Buses are generally quicker than taking the Tube for short (less than a couple of stops on the Tube) trips, and out of central London you're likely to be closer to a bus stop than a tube station. Many of the most popular buses tend to be of the articulated double-length variety, known as bendy buses. Routes served by these buses always carry a yellow route sign as detailed below. Care should be taken as it is possible for those unfamiliar with them to get on then have no way of paying. This could be related to the relative ease of hopping on and off without paying (doors open along the length of the bus and there is no on-board conductor). This is, however, illegal and can be very risky - large teams of inspectors frequently descend on these buses accompanied by police, and it's possible to be arrested and prosecuted.
Over 5 million bus trips are made each weekday; with over 700 different bus routes you are never far from a bus. Each bus stop has a sign listing routes that stop there. Bus routes are identified by numbers and sometimes letters, for example the 73 runs between Victoria and Seven Sisters. Yellow signs indicate you must purchase your ticket before you board. You must either have a Pay-as-you-go Oyster card, travelcard season ticket, bus saver ticket, bus pass, or have bought a one way ticket from a machine at the bus stop. These machines don't provide change (all the more reason to use one of the other options). Under 14s travel free without identification, 14-16s travel free on production of a Child Oyster photocard.
Buses display their route number in large digits at the front, side and rear.
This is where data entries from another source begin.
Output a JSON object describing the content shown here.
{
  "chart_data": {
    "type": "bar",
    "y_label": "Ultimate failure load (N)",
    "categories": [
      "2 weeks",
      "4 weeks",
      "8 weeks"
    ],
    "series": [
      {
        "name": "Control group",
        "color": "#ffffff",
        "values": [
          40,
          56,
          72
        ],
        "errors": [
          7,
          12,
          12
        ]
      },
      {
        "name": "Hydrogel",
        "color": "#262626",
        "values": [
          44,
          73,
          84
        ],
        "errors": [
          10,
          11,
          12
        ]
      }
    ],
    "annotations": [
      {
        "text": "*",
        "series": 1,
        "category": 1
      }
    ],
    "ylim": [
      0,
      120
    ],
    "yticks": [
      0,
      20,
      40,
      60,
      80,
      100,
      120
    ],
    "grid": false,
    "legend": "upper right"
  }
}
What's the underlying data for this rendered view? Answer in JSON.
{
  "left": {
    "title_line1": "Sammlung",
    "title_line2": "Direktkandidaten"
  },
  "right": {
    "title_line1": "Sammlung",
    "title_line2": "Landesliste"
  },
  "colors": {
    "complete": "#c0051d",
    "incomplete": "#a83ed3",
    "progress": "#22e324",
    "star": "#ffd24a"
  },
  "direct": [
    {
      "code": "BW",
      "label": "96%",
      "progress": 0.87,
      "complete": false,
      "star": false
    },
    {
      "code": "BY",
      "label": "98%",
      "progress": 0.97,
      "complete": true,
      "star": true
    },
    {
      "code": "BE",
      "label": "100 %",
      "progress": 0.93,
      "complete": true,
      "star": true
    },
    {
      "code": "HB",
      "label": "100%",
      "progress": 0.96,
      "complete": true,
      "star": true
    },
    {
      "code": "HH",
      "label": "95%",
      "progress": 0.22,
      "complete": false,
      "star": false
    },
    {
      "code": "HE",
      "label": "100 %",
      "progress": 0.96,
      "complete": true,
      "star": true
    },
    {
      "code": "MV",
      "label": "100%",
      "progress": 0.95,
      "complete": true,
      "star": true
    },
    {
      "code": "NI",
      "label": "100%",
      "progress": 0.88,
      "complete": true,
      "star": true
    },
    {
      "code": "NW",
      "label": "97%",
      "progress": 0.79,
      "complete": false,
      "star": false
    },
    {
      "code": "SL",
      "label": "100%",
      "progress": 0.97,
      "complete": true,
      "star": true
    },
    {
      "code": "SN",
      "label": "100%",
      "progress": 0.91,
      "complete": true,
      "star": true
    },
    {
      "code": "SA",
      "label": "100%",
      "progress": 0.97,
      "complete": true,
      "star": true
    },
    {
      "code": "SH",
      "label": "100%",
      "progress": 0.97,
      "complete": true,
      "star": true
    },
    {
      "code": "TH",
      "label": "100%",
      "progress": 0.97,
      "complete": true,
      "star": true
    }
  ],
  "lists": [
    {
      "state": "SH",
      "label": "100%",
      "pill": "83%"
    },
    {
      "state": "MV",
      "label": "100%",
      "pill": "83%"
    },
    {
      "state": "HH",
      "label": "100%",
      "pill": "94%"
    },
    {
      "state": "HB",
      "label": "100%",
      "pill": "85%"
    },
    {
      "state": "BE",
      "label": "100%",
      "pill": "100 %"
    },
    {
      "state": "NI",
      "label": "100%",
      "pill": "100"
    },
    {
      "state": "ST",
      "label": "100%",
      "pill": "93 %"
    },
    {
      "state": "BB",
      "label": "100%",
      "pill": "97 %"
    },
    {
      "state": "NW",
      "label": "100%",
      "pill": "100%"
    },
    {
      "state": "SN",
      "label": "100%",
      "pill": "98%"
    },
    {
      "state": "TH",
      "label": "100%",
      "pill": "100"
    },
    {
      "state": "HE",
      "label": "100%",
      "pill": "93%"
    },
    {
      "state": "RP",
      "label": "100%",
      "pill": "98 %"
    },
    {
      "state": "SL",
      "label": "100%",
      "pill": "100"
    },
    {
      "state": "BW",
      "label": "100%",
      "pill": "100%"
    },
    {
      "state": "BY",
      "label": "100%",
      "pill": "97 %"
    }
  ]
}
By early 2009 Tfl would've rolled out the iBus on every bus and garage in London. This new system will provide bus times and destination information on a audio-visual display. All bus stops have their location and the direction of travel on them, although by the time you've seen this it can be too late. Bus drivers are usually too busy to be able to tell you. Your best bet is to ask fellow passengers or trace your route on a map. However, some buses including the 414 which runs from Maida Vale, the Chippenham to Putney Bridge have screens which display the next scheduled stop including a pre-recorded announcement.